Quel est le deuxième catalyseur de la crise ?
C’est le manque de disponibilité du parc nucléaire français car plus des deux-tiers de la production d’électricité en France émane des centrales nucléaires. Un problème de corrosion inattendu sur les circuits hydrauliques de certains réacteurs a contraint EDF fin 2021 à programmer des contrôles sur l’ensemble du parc nucléaire. Le temps des vérifications, des centrales sont mises à l’arrêt à tour de rôle, ce qui oblige la France à importer de l’électricité des pays voisins, alors qu’elle était traditionnellement exportatrice d’électricité. En novembre 2022, ces arrêts ont été prolongés et seule la moitié du parc nucléaire fonctionne.
C’est un changement radical pour le pays qui s’autofournissait à un coût assez bas et revendait son surplus à ses voisins. Le premier exportateur étant devenu importateur, le marché s’en retrouve déséquilibré. L’effondrement de notre production a eu un impact sur les prix de l’électricité qui ont atteint en 2022 des niveaux inédits !
En détails, voici la progression des prix d’achat moyens constatés par MWh
- Avant la crise de fin 2021 : 50 euros
- Augmentation de janvier à novembre 2021 (début du problème d’approvisionnement en gaz)
- Novembre 2021 : 139 euros
- Augmentation en 2022 (problème réacteurs nucléaires français)
- Mi-novembre 2022 : 420 euros, après un cap franchi à plus de 1000 euros à l’été 2022
Enfin, et c’est loin d’être anecdotique, citons la sécheresse de l’année 2022. Il faut savoir que l’énergie hydraulique issue des barrages est le deuxième moyen de production d’électricité en France après le nucléaire. Les conditions météorologiques de l’année 2022, avec de très faibles niveaux de précipitations, ont mis à sec de nombreux barrages et cours d’eau du territoire.
Ce facteur vient aggraver les deux précédents – pénurie sur le gaz et arrêt des réacteurs nucléaires – et participer à l’augmentation des prix de l’électricité.
Que peut-on attendre en termes de prix de l’électricité ?

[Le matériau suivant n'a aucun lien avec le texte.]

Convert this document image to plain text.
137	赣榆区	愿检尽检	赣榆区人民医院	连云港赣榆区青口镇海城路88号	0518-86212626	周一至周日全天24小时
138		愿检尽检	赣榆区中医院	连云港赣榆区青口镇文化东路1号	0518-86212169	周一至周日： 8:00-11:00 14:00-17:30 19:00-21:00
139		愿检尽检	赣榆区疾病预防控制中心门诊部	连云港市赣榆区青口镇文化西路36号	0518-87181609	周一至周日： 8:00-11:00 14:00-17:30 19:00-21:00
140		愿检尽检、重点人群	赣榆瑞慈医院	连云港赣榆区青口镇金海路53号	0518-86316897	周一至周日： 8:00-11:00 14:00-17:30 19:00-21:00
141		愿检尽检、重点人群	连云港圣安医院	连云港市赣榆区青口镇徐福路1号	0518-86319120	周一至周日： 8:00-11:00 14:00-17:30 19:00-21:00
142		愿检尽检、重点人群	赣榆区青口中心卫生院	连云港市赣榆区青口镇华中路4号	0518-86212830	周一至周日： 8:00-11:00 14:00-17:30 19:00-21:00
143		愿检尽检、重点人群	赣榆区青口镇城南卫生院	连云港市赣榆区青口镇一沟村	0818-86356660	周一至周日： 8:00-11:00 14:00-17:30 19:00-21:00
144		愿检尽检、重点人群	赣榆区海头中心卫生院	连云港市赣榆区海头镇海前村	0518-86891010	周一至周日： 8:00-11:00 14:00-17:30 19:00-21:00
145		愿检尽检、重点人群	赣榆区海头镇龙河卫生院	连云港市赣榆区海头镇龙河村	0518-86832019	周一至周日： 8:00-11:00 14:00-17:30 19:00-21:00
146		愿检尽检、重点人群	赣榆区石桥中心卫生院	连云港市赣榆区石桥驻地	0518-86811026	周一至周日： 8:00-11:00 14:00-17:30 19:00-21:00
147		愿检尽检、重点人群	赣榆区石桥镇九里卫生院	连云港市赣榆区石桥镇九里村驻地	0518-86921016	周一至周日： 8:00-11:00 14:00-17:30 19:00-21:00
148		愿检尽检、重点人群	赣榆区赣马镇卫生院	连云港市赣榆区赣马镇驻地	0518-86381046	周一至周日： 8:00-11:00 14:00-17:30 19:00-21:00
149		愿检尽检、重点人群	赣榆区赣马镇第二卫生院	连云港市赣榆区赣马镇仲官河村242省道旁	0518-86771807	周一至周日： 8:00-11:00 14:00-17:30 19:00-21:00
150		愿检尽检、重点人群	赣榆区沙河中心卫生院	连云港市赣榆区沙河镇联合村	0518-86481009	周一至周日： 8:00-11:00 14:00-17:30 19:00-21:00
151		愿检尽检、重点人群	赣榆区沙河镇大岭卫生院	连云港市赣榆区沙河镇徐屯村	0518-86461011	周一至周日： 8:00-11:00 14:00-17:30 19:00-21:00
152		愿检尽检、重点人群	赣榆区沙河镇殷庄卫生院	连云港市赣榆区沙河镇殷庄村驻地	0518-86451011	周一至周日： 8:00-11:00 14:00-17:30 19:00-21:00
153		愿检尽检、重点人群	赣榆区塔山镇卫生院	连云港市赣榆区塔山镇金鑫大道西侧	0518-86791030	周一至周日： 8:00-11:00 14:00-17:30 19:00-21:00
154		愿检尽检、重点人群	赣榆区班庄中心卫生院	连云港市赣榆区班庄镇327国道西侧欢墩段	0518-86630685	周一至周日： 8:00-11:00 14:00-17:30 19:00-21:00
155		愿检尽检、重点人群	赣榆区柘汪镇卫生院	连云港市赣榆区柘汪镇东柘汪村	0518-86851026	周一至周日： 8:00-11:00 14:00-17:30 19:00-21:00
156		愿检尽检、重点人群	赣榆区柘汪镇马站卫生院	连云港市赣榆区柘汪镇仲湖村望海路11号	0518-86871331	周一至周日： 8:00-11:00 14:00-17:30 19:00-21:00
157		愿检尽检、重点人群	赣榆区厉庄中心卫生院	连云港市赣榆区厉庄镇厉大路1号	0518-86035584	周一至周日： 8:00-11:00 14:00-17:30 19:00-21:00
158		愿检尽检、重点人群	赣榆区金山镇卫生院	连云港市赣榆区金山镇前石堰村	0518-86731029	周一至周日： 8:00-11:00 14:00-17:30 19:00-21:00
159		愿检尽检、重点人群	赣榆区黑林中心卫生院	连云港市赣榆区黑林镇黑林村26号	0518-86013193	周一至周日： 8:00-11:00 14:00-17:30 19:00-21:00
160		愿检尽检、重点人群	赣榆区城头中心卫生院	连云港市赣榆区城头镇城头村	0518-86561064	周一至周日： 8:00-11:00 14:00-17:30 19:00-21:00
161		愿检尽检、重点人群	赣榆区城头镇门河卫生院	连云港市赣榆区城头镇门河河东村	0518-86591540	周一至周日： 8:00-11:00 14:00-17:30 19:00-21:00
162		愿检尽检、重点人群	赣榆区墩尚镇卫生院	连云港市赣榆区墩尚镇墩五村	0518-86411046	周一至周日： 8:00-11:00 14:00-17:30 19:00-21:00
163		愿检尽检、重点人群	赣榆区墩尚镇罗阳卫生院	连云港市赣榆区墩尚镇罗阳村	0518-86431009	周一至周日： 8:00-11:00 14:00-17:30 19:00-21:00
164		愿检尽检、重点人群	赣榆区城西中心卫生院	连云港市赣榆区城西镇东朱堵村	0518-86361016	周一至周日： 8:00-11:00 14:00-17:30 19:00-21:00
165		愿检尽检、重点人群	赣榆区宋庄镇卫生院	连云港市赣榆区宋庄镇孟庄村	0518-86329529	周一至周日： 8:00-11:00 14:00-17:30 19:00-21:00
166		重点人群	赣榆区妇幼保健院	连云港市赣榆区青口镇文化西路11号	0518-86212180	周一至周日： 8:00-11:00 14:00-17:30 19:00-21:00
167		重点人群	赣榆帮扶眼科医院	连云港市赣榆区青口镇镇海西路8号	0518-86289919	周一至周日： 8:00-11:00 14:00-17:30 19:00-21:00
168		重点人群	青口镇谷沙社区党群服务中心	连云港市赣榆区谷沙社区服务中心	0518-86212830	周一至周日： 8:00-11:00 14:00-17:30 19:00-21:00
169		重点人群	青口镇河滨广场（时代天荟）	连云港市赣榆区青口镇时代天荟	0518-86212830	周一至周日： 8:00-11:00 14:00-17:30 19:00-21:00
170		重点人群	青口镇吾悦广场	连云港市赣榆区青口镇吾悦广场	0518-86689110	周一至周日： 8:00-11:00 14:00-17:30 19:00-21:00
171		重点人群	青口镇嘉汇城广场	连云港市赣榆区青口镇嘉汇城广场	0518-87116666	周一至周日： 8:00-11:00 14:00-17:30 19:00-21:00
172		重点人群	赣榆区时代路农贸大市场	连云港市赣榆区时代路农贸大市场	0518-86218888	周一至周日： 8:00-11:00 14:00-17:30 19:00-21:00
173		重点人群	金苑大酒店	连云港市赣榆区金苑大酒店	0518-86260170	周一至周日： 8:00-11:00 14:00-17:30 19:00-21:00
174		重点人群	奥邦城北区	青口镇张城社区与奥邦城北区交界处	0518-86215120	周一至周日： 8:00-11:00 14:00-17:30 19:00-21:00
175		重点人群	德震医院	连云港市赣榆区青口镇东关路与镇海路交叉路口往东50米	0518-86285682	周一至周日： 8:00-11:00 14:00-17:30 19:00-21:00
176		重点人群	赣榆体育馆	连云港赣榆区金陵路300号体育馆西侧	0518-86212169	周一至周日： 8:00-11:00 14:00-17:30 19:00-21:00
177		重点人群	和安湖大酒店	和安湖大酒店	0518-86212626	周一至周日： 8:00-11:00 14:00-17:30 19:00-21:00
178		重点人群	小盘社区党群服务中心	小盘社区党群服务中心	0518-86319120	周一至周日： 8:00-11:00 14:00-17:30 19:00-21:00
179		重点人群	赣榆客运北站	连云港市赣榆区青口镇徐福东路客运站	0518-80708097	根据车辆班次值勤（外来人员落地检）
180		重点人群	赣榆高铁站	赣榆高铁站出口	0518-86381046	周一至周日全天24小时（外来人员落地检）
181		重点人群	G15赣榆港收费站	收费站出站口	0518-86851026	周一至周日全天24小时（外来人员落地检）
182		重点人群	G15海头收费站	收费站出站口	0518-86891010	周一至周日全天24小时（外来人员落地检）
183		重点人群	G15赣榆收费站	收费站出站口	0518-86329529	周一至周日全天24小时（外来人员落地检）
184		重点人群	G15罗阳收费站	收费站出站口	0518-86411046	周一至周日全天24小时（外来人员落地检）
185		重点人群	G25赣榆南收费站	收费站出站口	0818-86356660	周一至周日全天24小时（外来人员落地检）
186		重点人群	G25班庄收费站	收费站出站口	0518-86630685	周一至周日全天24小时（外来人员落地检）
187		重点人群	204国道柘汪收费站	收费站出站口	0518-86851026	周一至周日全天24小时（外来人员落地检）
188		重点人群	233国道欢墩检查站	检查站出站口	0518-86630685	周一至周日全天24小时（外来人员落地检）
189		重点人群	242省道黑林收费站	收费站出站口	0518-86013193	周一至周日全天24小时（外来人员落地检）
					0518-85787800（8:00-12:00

Il semble clair que la baisse des prix de l’électricité passera avant tout par une baisse de la demande. Depuis septembre 2022, RTE (gestionnaire du réseau électrique français), indique une baisse de 6,6 % de la consommation d’électricité, par rapport à la période avant Covid. Ce chiffre s’entend après correction de l’effet météo, la douceur des températures ayant également participé à la baisse de la demande. En cause pour l’industrie : la fermeture d’usines ou la mise à l’arrêt de chaines de production. Le même constat s’opère sur le marché du gaz pour lequel les niveaux de prix ont entrainé une élasticité de la demande.
À court terme, compte tenu de notre grande dépendance à l’énergie nucléaire, il n’y a guère d’autre levier à effet rapide que la baisse de la demande pour faire fléchir les prix.
Quelles questions se posent dont les réponses pourraient conditionner la suite des évènements ?
Les plus structurantes, celles à plus fort impact sur la situation sont les suivantes :
- Quand le parc des centrales nucléaires sera-t-il 100 % opérationnel ?
- La météo restera-t-elle favorable durant tout l’hiver, entrainant des baisses de consommation, des particuliers notamment ?
- L’année 2023 sera-t-elle moins sèche que 2022, permettant un bon fonctionnement des barrages ?
- Comment vont se comporter les prix du gaz qui impactent ceux de l’électricité, par rapport au contexte géopolitique mondial ?
- Quel sera notre stock de gaz naturel à la fin de l’hiver ?
- Quelles mesures coordonnées les états européens seront-ils en mesure de prendre pour réduire l’impact sur les entreprises et les consommateurs (ex : plafonnement des prix, des revenus des producteurs, achats groupés…) ?
- Et enfin, quid de l’économie chinoise en 2023 ? Celle-ci reste très perturbée par l’épidémie de Covid-19 et la stratégie « zéro Covid », ce qui a entrainé une forte baisse de ses imports de gaz naturel liquéfié. L’Europe en a bénéficié en 2022 dans un contexte d’approvisionnement gazier très tendu et il n’est pas certain que cela se reproduise en 2023.
Dans un tel contexte, les énergies renouvelables, dont le photovoltaïque, représentent donc une opportunité à court, moyen et long terme ?
Tout à fait. Alors que le gaz peut être remplacé par des produits pétroliers ou du charbon, l’électricité n’a pas de substitut. À chaque instant, la production doit être équivalente à la demande, et ce, pour éviter des coupures.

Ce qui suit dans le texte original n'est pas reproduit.